Neurologische Erkrankungen gehen häufig mit begleitenden psychischen Störungen einher – mit kriteriologisch grundsätzlich gut fassbaren, aber auch mit verdeckten, im somatischen Krankheitsgeschehen verborgenen. Dazu gehören Störungen wie etwa Fatigue und Schmerz, aber auch solche, bei denen das psychische Leid in Form einer Mimikry in dezidiert rein neurologisch imponierenden Funktionsbeeinträchtigungen zum Ausdruck kommt.

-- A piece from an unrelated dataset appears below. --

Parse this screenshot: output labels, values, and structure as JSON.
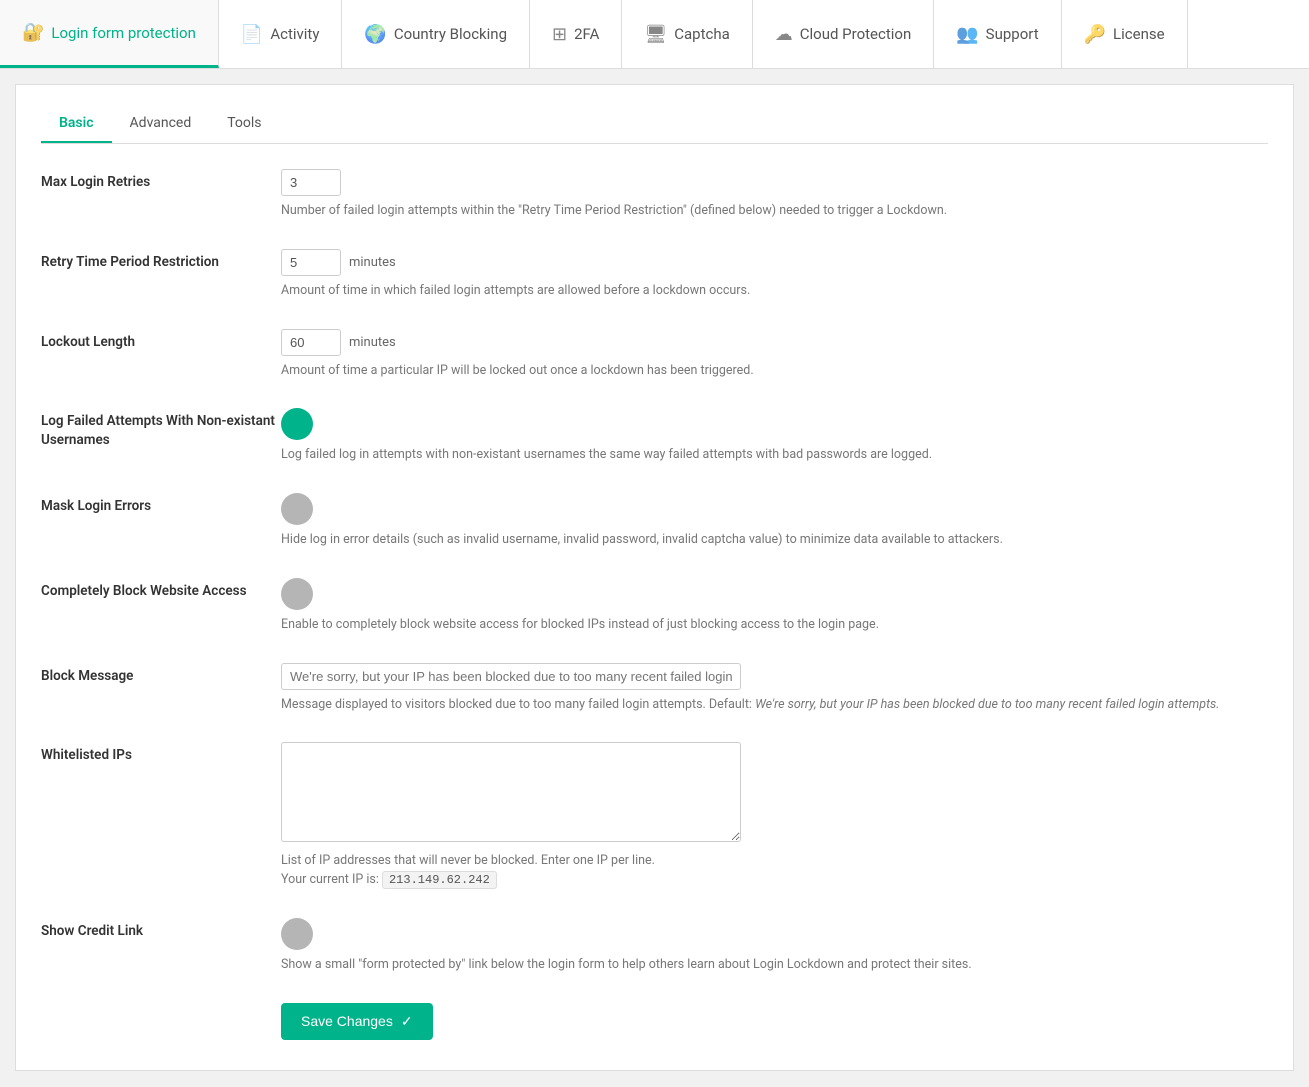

Auch wenn sich das in den letzten Jahren erfreulicherweise zu ändern beginnt, bleiben solche Störungen jedenfalls leicht unerkannt. Oder sie werden nicht beachtet und nicht angemessen behandelt. Dieser Mangel wiegt um so schwerer, als unbehandelte psychische Störungen über ihre eigene Krankheitslast hinaus den Verlauf und das Ergebnis der Behandlung der neurologischen Erkrankung wesentlich negativ beeinflussen können. Und er erscheint sachlich umso fragwürdiger als allein schon das ZNS als in sich selbst biopsychosozial organisiertes und an der Schnittstelle von Körper, Person und Umwelt alles Psychische mitgestaltende Organ die Notwendigkeit einer Mit-Berücksichtigung psychosozialer Aspekte nahelegt - nicht zuletzt auch aus neurobiologischer Perspektive. Allein schon die den klinischen Alltag prägende inhaltliche, strukturelle und organisatorische Trennung des Gesundheitswesens in eine Medizin für den Körper und eine Medizin für die Seele (Thure von Uexküll) steht freilich dem angezeigten integrativen Vorgehen nachhaltig als Hindernis im Wege.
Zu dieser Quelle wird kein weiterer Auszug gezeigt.